I've been searching the forum but haven't found my answer. I have never owned a lathe. I just purchased a South Bend 8K SB1001 and the South Bend bench to put it on. The lathe came with a rubber gasket to put between the lathe and the bench. I would imagine to help keep oil from running into the bench through the mounting holes. So do I level the lathe using the adjustable feet on the bench ? The bench is made with eight leveling feet. It's like two separate cabinets, one on each end with a solid one piece top connecting the two. For some reason it just doesn't seem right to me. I can see leveling the bench using the feet, just seems like the lathe itself should be fine tuned using jack studs on a metal block bolted to the bench. Am I missing something ?
   Ok, this is my first stupid question, many more will follow. The instructions with the lathe say bolt it to the bench. Another manual I have on setting up a lathe say  bolt it to metal blocks with jack studs. Is it just a personal preference thing ? It would look better just bolting it to the bench with the gasket but if plates with jack studs work better, I'd rather do that now than find out later I should have. I hope this makes sense ......


----------



## Hexhead (Feb 13, 2014)

I really do think it's a preference thing. If you ask 10 people how to level it you will get 10 different options and their reasons why their was is the right way. The most important thing is just get it level. Get it in the ball park in the beginning then run it awhile until it settles in, maybe a week or so then re- level. You just don't want to have the bed twisted that's more important than level from back to front.

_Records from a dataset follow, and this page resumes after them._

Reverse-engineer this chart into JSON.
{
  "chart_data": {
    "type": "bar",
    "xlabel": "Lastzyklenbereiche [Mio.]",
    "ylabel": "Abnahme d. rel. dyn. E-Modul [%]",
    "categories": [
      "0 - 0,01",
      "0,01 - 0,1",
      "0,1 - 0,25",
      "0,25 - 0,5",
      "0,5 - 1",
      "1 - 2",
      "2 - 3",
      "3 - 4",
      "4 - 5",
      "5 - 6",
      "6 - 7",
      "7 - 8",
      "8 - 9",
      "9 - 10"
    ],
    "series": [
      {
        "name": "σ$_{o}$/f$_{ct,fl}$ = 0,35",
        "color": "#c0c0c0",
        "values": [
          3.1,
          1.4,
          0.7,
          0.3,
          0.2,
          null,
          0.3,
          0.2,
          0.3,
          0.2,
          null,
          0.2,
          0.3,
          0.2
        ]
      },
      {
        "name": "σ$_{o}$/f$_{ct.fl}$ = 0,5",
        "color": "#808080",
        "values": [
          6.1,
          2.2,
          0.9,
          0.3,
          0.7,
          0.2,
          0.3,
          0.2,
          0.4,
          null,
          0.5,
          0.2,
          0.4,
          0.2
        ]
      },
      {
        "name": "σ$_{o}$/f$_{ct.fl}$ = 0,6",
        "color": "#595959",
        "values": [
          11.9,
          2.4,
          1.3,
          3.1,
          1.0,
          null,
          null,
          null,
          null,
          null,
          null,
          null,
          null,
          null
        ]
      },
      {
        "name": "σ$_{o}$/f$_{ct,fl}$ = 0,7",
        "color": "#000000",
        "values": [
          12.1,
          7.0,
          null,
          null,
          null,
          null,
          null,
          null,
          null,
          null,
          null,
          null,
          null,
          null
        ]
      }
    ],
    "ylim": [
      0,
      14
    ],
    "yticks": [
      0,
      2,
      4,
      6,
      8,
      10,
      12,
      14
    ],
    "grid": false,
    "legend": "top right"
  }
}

To check for twist can be done easily with just a pole and a plumb bob.


----------



## ScrapMetal (Feb 14, 2014)

There's leveling and then there is "leveling". :headscratch:  In this case there will be two different types of leveling to do.  The adjustable feet of the cabinet will allow you to level the surface that the lathe sits on but it won't act to "level" the lathe.  Leveling the lathe consists of making sure that the front and back ways are parallel with each other (no "twist" in the lathe itself).  This kind of leveling needs to be done with a precision level and not just a regular bubble level and done with shims or even something like the jack screws you mentioned.

Here's an old bulletin from SB that will still be relevant for what you want to do - http://www.wswells.com/data/howto/H-3.pdf

Hope that helps,

-Ron


----------